The Majority Opinion recognizes that the Class D felony was not a lesser included offense of the Class C felony charged in the information. The affirmance of the conviction is justified by stating that there was an amendment to the information and that the defendant failed to object. It treats the attempted amendment by the State as one of form rather than one of substance. This is a regretable oversight by the Majority. Admittedly, the Class D felony was a separate offense; therefore, any amendment which changed the original elements of the offense would amount to an amendment of substance. Mentzer v. State (1973), Ind.App., 296 N.E.2d 134. Any amendment of the information as to substance is covered by statute, IC 35-34 1-5(b).

The Statute requires a written notice to the defendant thirty days before the omnibus date and that the amended information be signed by the prosecutor. Neither of these statutory requirements were performed by the prosecutor. No second information containing a new charge upon which a conviction could rest was ever prepared by the prosecutor.

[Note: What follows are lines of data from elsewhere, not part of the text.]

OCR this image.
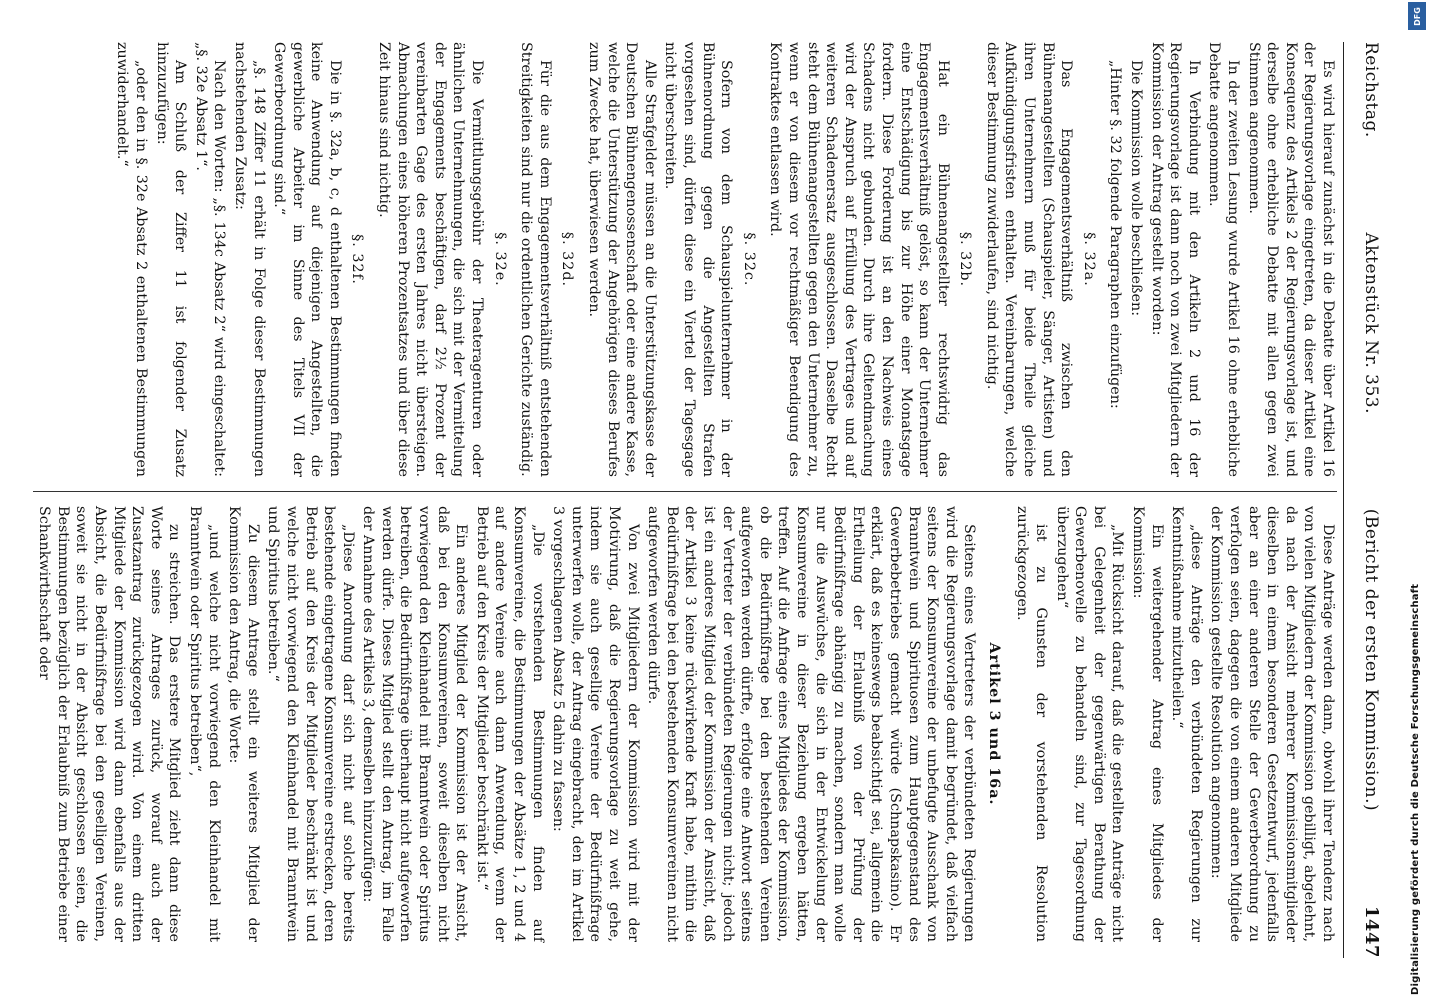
Reichstag.
Aktenstück Nr. 353.
(Bericht der ersten Kommission.)
1447
Es wird hierauf zunächst in die Debatte über Artikel 16 der Regierungsvorlage eingetreten, da dieser Artikel eine Konsequenz des Artikels 2 der Regierungsvorlage ist, und derselbe ohne erhebliche Debatte mit allen gegen zwei Stimmen angenommen.
In der zweiten Lesung wurde Artikel 16 ohne erhebliche Debatte angenommen.
In Verbindung mit den Artikeln 2 und 16 der Regierungsvorlage ist dann noch von zwei Mitgliedern der Kommission der Antrag gestellt worden:
Die Kommission wolle beschließen:
„Hinter §. 32 folgende Paragraphen einzufügen:
§. 32a.
Das Engagementsverhältniß zwischen den Bühnenangestellten (Schauspieler, Sänger, Artisten) und ihren Unternehmern muß für beide Theile gleiche Aufkündigungsfristen enthalten. Vereinbarungen, welche dieser Bestimmung zuwiderlaufen, sind nichtig.
§. 32b.
Hat ein Bühnenangestellter rechtswidrig das Engagementsverhältniß gelöst, so kann der Unternehmer eine Entschädigung bis zur Höhe einer Monatsgage fordern. Diese Forderung ist an den Nachweis eines Schadens nicht gebunden. Durch ihre Geltendmachung wird der Anspruch auf Erfüllung des Vertrages und auf weiteren Schadenersatz ausgeschlossen. Dasselbe Recht steht dem Bühnenangestellten gegen den Unternehmer zu, wenn er von diesem vor rechtmäßiger Beendigung des Kontraktes entlassen wird.
§. 32c.
Sofern von dem Schauspielunternehmer in der Bühnenordnung gegen die Angestellten Strafen vorgesehen sind, dürfen diese ein Viertel der Tagesgage nicht überschreiten.
Alle Strafgelder müssen an die Unterstützungskasse der Deutschen Bühnengenossenschaft oder eine andere Kasse, welche die Unterstützung der Angehörigen dieses Berufes zum Zwecke hat, überwiesen werden.
§. 32d.
Für die aus dem Engagementsverhältniß entstehenden Streitigkeiten sind nur die ordentlichen Gerichte zuständig.
§. 32e.
Die Vermittlungsgebühr der Theateragenturen oder ähnlichen Unternehmungen, die sich mit der Vermittelung der Engagements beschäftigen, darf 2½ Prozent der vereinbarten Gage des ersten Jahres nicht übersteigen. Abmachungen eines höheren Prozentsatzes und über diese Zeit hinaus sind nichtig.
§. 32f.
Die in §. 32a, b, c, d enthaltenen Bestimmungen finden keine Anwendung auf diejenigen Angestellten, die gewerbliche Arbeiter im Sinne des Titels VII der Gewerbeordnung sind.“
„§. 148 Ziffer 11 erhält in Folge dieser Bestimmungen nachstehenden Zusatz:
Nach den Worten: „§. 134c Absatz 2“ wird eingeschaltet: „§. 32e Absatz 1“.
Am Schluß der Ziffer 11 ist folgender Zusatz hinzuzufügen:
„oder den in §. 32e Absatz 2 enthaltenen Bestimmungen zuwiderhandelt.“
Diese Anträge werden dann, obwohl ihrer Tendenz nach von vielen Mitgliedern der Kommission gebilligt, abgelehnt, da nach der Ansicht mehrerer Kommissionsmitglieder dieselben in einem besonderen Gesetzentwurf, jedenfalls aber an einer anderen Stelle der Gewerbeordnung zu verfolgen seien, dagegen die von einem anderen Mitgliede der Kommission gestellte Resolution angenommen:
„diese Anträge den verbündeten Regierungen zur Kenntnißnahme mitzutheilen.“
Ein weitergehender Antrag eines Mitgliedes der Kommission:
„Mit Rücksicht darauf, daß die gestellten Anträge nicht bei Gelegenheit der gegenwärtigen Berathung der Gewerbenovelle zu behandeln sind, zur Tagesordnung überzugehen“
ist zu Gunsten der vorstehenden Resolution zurückgezogen.
Artikel 3 und 16a.
Seitens eines Vertreters der verbündeten Regierungen wird die Regierungsvorlage damit begründet, daß vielfach seitens der Konsumvereine der unbefugte Ausschank von Branntwein und Spirituosen zum Hauptgegenstand des Gewerbebetriebes gemacht würde (Schnapskasino). Er erklärt, daß es keineswegs beabsichtigt sei, allgemein die Ertheilung der Erlaubniß von der Prüfung der Bedürfnißfrage abhängig zu machen, sondern man wolle nur die Auswüchse, die sich in der Entwickelung der Konsumvereine in dieser Beziehung ergeben hätten, treffen. Auf die Anfrage eines Mitgliedes der Kommission, ob die Bedürfnißfrage bei den bestehenden Vereinen aufgeworfen werden dürfte, erfolgte eine Antwort seitens der Vertreter der verbündeten Regierungen nicht; jedoch ist ein anderes Mitglied der Kommission der Ansicht, daß der Artikel 3 keine rückwirkende Kraft habe, mithin die Bedürfnißfrage bei den bestehenden Konsumvereinen nicht aufgeworfen werden dürfe.
Von zwei Mitgliedern der Kommission wird mit der Motivirung, daß die Regierungsvorlage zu weit gehe, indem sie auch gesellige Vereine der Bedürfnißfrage unterwerfen wolle, der Antrag eingebracht, den im Artikel 3 vorgeschlagenen Absatz 5 dahin zu fassen:
„Die vorstehenden Bestimmungen finden auf Konsumvereine, die Bestimmungen der Absätze 1, 2 und 4 auf andere Vereine auch dann Anwendung, wenn der Betrieb auf den Kreis der Mitglieder beschränkt ist.“
Ein anderes Mitglied der Kommission ist der Ansicht, daß bei den Konsumvereinen, soweit dieselben nicht vorwiegend den Kleinhandel mit Branntwein oder Spiritus betreiben, die Bedürfnißfrage überhaupt nicht aufgeworfen werden dürfe. Dieses Mitglied stellt den Antrag, im Falle der Annahme des Artikels 3, demselben hinzuzufügen:
„Diese Anordnung darf sich nicht auf solche bereits bestehende eingetragene Konsumvereine erstrecken, deren Betrieb auf den Kreis der Mitglieder beschränkt ist und welche nicht vorwiegend den Kleinhandel mit Branntwein und Spiritus betreiben.“
Zu diesem Antrage stellt ein weiteres Mitglied der Kommission den Antrag, die Worte:
„und welche nicht vorwiegend den Kleinhandel mit Branntwein oder Spiritus betreiben“,
zu streichen. Das erstere Mitglied zieht dann diese Worte seines Antrages zurück, worauf auch der Zusatzantrag zurückgezogen wird. Von einem dritten Mitgliede der Kommission wird dann ebenfalls aus der Absicht, die Bedürfnißfrage bei den geselligen Vereinen, soweit sie nicht in der Absicht geschlossen seien, die Bestimmungen bezüglich der Erlaubniß zum Betriebe einer Schankwirthschaft oder
DFG
Digitalisierung gefördert durch die Deutsche Forschungsgemeinschaft
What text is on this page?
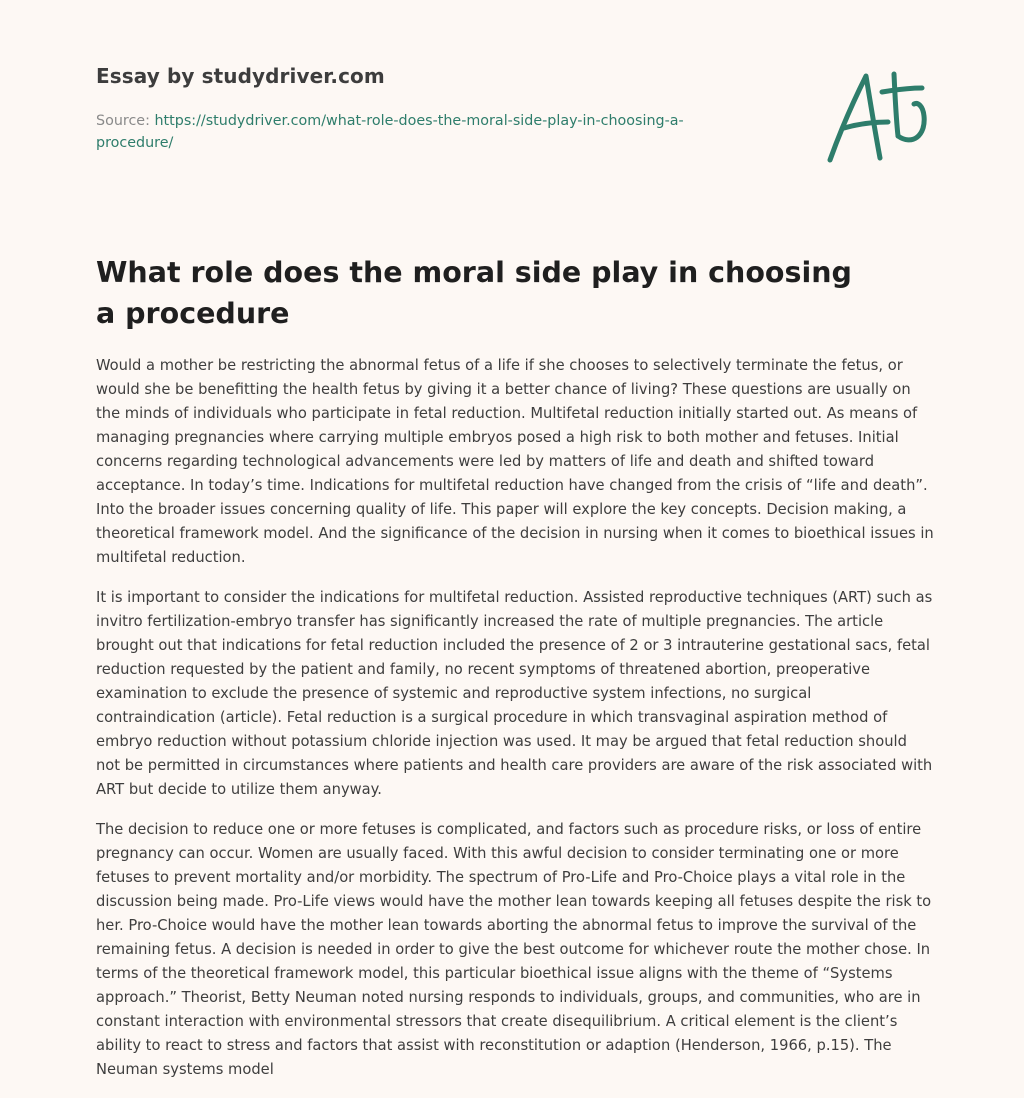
Essay by studydriver.com
Source: https://studydriver.com/what-role-does-the-moral-side-play-in-choosing-a-procedure/
What role does the moral side play in choosing a procedure

Would a mother be restricting the abnormal fetus of a life if she chooses to selectively terminate the fetus, or would she be benefitting the health fetus by giving it a better chance of living? These questions are usually on the minds of individuals who participate in fetal reduction. Multifetal reduction initially started out. As means of managing pregnancies where carrying multiple embryos posed a high risk to both mother and fetuses. Initial concerns regarding technological advancements were led by matters of life and death and shifted toward acceptance. In today’s time. Indications for multifetal reduction have changed from the crisis of “life and death”. Into the broader issues concerning quality of life. This paper will explore the key concepts. Decision making, a theoretical framework model. And the significance of the decision in nursing when it comes to bioethical issues in multifetal reduction.

It is important to consider the indications for multifetal reduction. Assisted reproductive techniques (ART) such as invitro fertilization-embryo transfer has significantly increased the rate of multiple pregnancies. The article brought out that indications for fetal reduction included the presence of 2 or 3 intrauterine gestational sacs, fetal reduction requested by the patient and family, no recent symptoms of threatened abortion, preoperative examination to exclude the presence of systemic and reproductive system infections, no surgical contraindication (article). Fetal reduction is a surgical procedure in which transvaginal aspiration method of embryo reduction without potassium chloride injection was used. It may be argued that fetal reduction should not be permitted in circumstances where patients and health care providers are aware of the risk associated with ART but decide to utilize them anyway.

The decision to reduce one or more fetuses is complicated, and factors such as procedure risks, or loss of entire pregnancy can occur. Women are usually faced. With this awful decision to consider terminating one or more fetuses to prevent mortality and/or morbidity. The spectrum of Pro-Life and Pro-Choice plays a vital role in the discussion being made. Pro-Life views would have the mother lean towards keeping all fetuses despite the risk to her. Pro-Choice would have the mother lean towards aborting the abnormal fetus to improve the survival of the remaining fetus. A decision is needed in order to give the best outcome for whichever route the mother chose. In terms of the theoretical framework model, this particular bioethical issue aligns with the theme of “Systems approach.” Theorist, Betty Neuman noted nursing responds to individuals, groups, and communities, who are in constant interaction with environmental stressors that create disequilibrium. A critical element is the client’s ability to react to stress and factors that assist with reconstitution or adaption (Henderson, 1966, p.15). The Neuman systems model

What did happen in an attempt to amend the information? From the exchange at the bench, it appears that the trial court and the State assumed that the Class D felony was a lesser included offense-an instruction was given; however, the motion «to amend by the State was an oral motion: "In that case, the State would move to amend by interlineation the charge of molesting, attempted child molesting." There is nothing in the record to indicate whether the trial court ever accepted the oral amendment by interlineation. Murphy v. State (1986), Ind., 499 N.E.2d 1077, 1083 (Amendment not effective until the trial court accepts it.). Also, Mentzer v. State, supra; Embry v. State (1951) 229 Ind. 179, 96 N.E.2d 274 (If intent is an element of the crime, it must be charged.); Abner v. State (1986), Ind., 497 N.E.2d 550 at 553 (The elements and the nature of the of fense must be set out in the information).

The defendant was denied due process of law when a substantive change in the information was attempted by the prosecutor. A fundamental error occurred when the substantive change was attempted without following the statute. The defendant was not provided with an opportunity to prepare his defense and was not properly advised that a new offense had been charged with different elements of proof required. As Judge Buchanan pointed out in Lechner v. State (1982), Ind.App., 439 N.E.2d 1203: "Conviction upon a charge not made or for an offense that is not a lesser included offense of the charged erime constitutes a denial of due process-fundamental error which may be raised for the first time on appeal." (citations omitted) at 1205. No objection from the defendant is necessary.

I would reverse the conviction. As a matter of law, it is a nullity. Walker v. State (1968), 251 Ind. 432, 241 N.E.2d 792; Indiana Constitution Article 1, Section 13.